“My 8th grade students are 4-6 years below grade according to their NWEA test scores and my observations. Yet I’m ordered to teach 8th grade curriculum to them”

Upstate Guy:

I’m a science teacher with urban HS and MS experience. The learning loss and gap predate the pandemic, it just accelerated it. The roots of our problems are actually easy to recognize: 

1) In a bizarre quest for equity, we aren’t allowed to suspend black or brown students because the State says they are suspended too often. The kids know this and thus do whatever they want. They literally run the school. I was hit by a shoe in the hallway this week. I asked the student why she threw it and she replied, “Because I can.” 

2) To protect their own jobs, school officials juke the state about academic performance, attendance and graduation rates. Students are not held back for failing a grade. Summer school is academically useless. My 8th grade students are 4-6 years below grade according to their NWEA test scores and my observations. Yet I’m ordered to teach 8th grade curriculum to them. How engaged are students who can’t even read the material? How does it affect their mental health to be humiliated day after day because they lack basic skills to engage the material? For example, none of my 8th graders can read the analog clock on the classroom wall. 

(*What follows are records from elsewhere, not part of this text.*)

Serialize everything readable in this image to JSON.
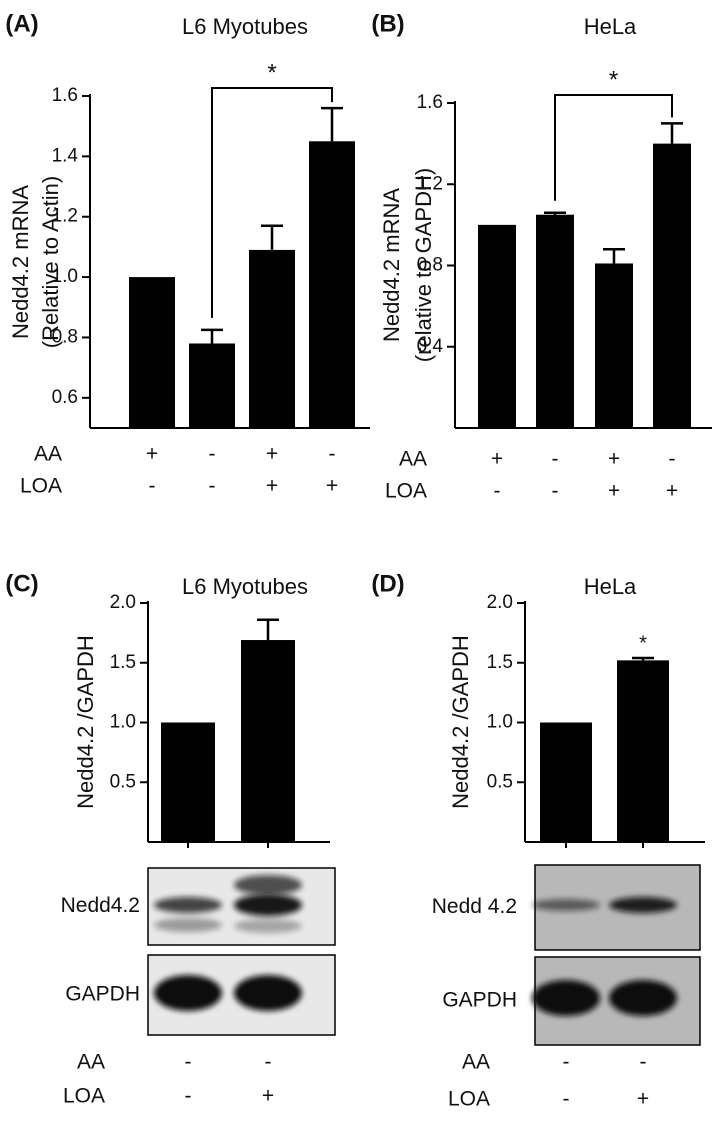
{
  "chart_data": [
    {
      "type": "bar",
      "panel": "(A)",
      "title": "L6 Myotubes",
      "ylabel": [
        "Nedd4.2 mRNA",
        "(Relative to Actin)"
      ],
      "values": [
        1.0,
        0.78,
        1.09,
        1.45
      ],
      "errors": [
        0,
        0.045,
        0.08,
        0.11
      ],
      "color": "#000000",
      "ylim": [
        0.5,
        1.6
      ],
      "yticks": [
        0.6,
        0.8,
        {
          "value": 1.0,
          "label": "1.0"
        },
        1.2,
        1.4,
        1.6
      ],
      "conditions": [
        {
          "name": "AA",
          "values": [
            "+",
            "-",
            "+",
            "-"
          ]
        },
        {
          "name": "LOA",
          "values": [
            "-",
            "-",
            "+",
            "+"
          ]
        }
      ],
      "significance": [
        {
          "text": "*",
          "bars": [
            1,
            3
          ]
        }
      ]
    },
    {
      "type": "bar",
      "panel": "(B)",
      "title": "HeLa",
      "ylabel": [
        "Nedd4.2 mRNA",
        "(relative to GAPDH)"
      ],
      "values": [
        1.0,
        1.05,
        0.81,
        1.4
      ],
      "errors": [
        0,
        0.01,
        0.07,
        0.1
      ],
      "color": "#000000",
      "ylim": [
        0,
        1.6
      ],
      "yticks": [
        0.4,
        0.8,
        1.2,
        1.6
      ],
      "conditions": [
        {
          "name": "AA",
          "values": [
            "+",
            "-",
            "+",
            "-"
          ]
        },
        {
          "name": "LOA",
          "values": [
            "-",
            "-",
            "+",
            "+"
          ]
        }
      ],
      "significance": [
        {
          "text": "*",
          "bars": [
            1,
            3
          ]
        }
      ]
    },
    {
      "type": "bar",
      "panel": "(C)",
      "title": "L6 Myotubes",
      "ylabel": [
        "Nedd4.2 /GAPDH"
      ],
      "values": [
        1.0,
        1.69
      ],
      "errors": [
        0,
        0.17
      ],
      "color": "#000000",
      "ylim": [
        0,
        2.0
      ],
      "yticks": [
        0.5,
        {
          "value": 1.0,
          "label": "1.0"
        },
        1.5,
        {
          "value": 2.0,
          "label": "2.0"
        }
      ],
      "blots": [
        "Nedd4.2",
        "GAPDH"
      ],
      "conditions": [
        {
          "name": "AA",
          "values": [
            "-",
            "-"
          ]
        },
        {
          "name": "LOA",
          "values": [
            "-",
            "+"
          ]
        }
      ]
    },
    {
      "type": "bar",
      "panel": "(D)",
      "title": "HeLa",
      "ylabel": [
        "Nedd4.2 /GAPDH"
      ],
      "values": [
        1.0,
        1.52
      ],
      "errors": [
        0,
        0.02
      ],
      "color": "#000000",
      "ylim": [
        0,
        2.0
      ],
      "yticks": [
        0.5,
        {
          "value": 1.0,
          "label": "1.0"
        },
        1.5,
        {
          "value": 2.0,
          "label": "2.0"
        }
      ],
      "blots": [
        "Nedd 4.2",
        "GAPDH"
      ],
      "bar_annotations": [
        null,
        "*"
      ],
      "conditions": [
        {
          "name": "AA",
          "values": [
            "-",
            "-"
          ]
        },
        {
          "name": "LOA",
          "values": [
            "-",
            "+"
          ]
        }
      ]
    }
  ]
}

These issues can be solved with much smaller student:teacher ratios and truly rigorous standards. Kids can’t be promoted until they have mastered the material. Poor behavior must have consequences. 

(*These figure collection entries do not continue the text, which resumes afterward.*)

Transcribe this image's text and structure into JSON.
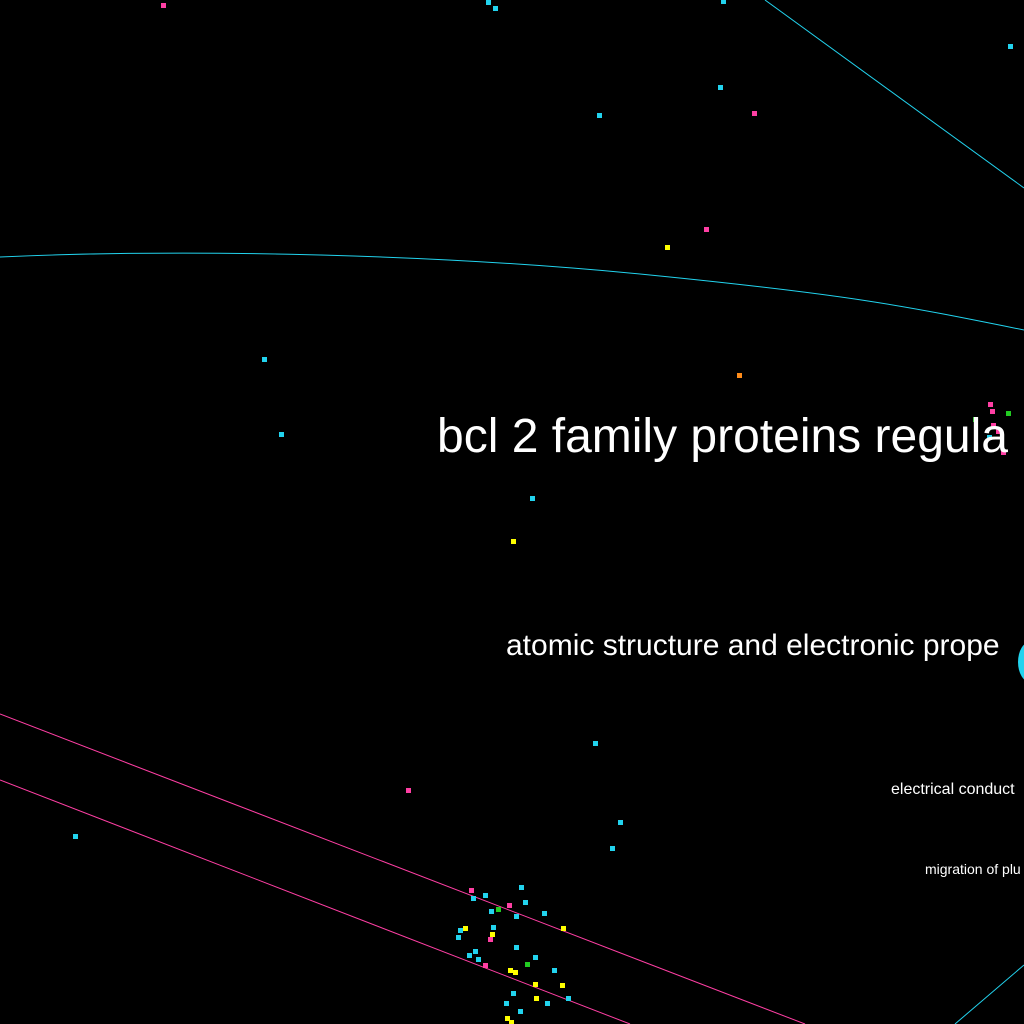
{
  "colors": {
    "background": "#000000",
    "label": "#ffffff",
    "cyan": "#22d3ee",
    "magenta": "#ff3fa4",
    "yellow": "#ffff00",
    "green": "#22cc22",
    "orange": "#ff8c1a"
  },
  "labels": {
    "topic_1": "bcl 2 family proteins regula",
    "topic_2": "atomic structure and electronic prope",
    "topic_3": "electrical conduct",
    "topic_4": "migration of plu"
  }
}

Raising children without consequences is producing a generation of antisocial young adults, without drive, discipline or knowledge.

Jennifer Sey:

It was all obvious — the learning loss, the disengagement from education overall, the depression and anxiety and suicidality due to severe isolation (often summarized as “mental health impacts”), the chronic absenteeism, the drop out rates, the graduating without being able to read, the abuse at home, the loss of community and hope . . . I could go on. And on. And of course, the poorest, most vulnerable children were harmed the most. 

But if anyone pointed that out in real time, we were called racists and able-ists and eugenicists. Among many other career-destroying smears.